C’est l’essence même des haïkus, ces poèmes très courts qui font partie du socle de la culture de l’archipel nippon. Dix-sept sons pour happer un instant d’éternité dans cette vie qui toujours nous fuit. Un concentré de l’amour de la vie et de la nature, de l’attention aux éléments et à leur impermanence. Tout change, tout passe, et l’inscription fugace d’un instant dans un poème aussi court crée un sentiment d’éternité et d’éphémère.

Tant de mots sont codifiés pour évoquer un infime changement de saison :  une nuance de couleur dans les feuilles des arbres ou une variation dans le rythme de la pluie ! Ces mots appelés kigos sont consignés dans un dictionnaire particulier, le saïjiki. Tout haïku contient au moins un kigo. Cette forme poétique existe depuis le VIIIe siècle, elle est un pilier de la culture du pays depuis le XVIIe siècle, moment des plus grands poètes comme Basho. Les haïkus, pour ceux qui pratiquent cet art, c’est une façon de faire partie de l’univers, de relier la fragilité de l’instant et l’éternité de la nature.

Pluie de printemps

Toute chose

Embellit.

(Chiyo-Ni, 1703-1775)

Arrive la plénitude de l’été :

L’étang, là, calme, ancien !

Une grenouille a sauté de la berge.

L’éclaboussure retentit.

(Matsuo Basho, 1644-1694)

Instants fugaces, beauté et éternité de la nature, tous ces poèmes qui comblent l’angoisse des Japonais depuis des siècles vont connaître le vacillement de leurs principes.

Rien ne dit

Dans le chant de la cigale

Qu’elle est près de sa fin

(Matsuo Basho)

Au Japon comme ailleurs les saisons commencent à connaître le grand bouleversement du changement climatique. Les saisons très marquées il y a peu se mélangent, se fondent les unes dans les autres.

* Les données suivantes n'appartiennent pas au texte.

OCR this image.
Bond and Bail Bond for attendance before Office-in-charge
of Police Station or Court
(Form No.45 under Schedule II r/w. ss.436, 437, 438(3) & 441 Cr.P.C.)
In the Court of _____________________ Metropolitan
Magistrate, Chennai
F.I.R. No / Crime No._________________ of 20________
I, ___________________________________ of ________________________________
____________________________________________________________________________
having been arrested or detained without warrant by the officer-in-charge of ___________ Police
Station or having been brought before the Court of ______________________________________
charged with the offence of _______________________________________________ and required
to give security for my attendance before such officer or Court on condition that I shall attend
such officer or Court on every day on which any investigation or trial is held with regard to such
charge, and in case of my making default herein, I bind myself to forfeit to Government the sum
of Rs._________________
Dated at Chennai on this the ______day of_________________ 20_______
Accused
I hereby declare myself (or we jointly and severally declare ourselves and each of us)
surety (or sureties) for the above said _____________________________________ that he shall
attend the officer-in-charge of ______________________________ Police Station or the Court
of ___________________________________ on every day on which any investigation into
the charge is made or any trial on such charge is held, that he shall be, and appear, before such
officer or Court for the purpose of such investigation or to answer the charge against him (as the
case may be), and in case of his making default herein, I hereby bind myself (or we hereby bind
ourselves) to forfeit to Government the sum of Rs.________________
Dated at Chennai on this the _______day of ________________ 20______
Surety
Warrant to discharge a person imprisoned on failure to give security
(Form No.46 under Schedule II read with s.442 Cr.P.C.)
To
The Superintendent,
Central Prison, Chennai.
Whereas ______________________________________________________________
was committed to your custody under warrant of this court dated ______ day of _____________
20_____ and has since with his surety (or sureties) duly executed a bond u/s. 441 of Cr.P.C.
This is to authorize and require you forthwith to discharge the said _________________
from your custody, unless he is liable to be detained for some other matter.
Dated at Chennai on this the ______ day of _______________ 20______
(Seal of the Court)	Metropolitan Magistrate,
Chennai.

Déjà l’hiver n’est plus si rigoureux, déjà le vert délicat des feuilles au tout début du printemps devient fugace : comment écrire des haïkus avec des kigos vidés de leur substance ?

Les poètes japonais devront trouver d’autres mots pour dire, en dix-sept sonorités, leur désarroi devant la disparition de leurs points de repères dans ce monde qui s’effondre.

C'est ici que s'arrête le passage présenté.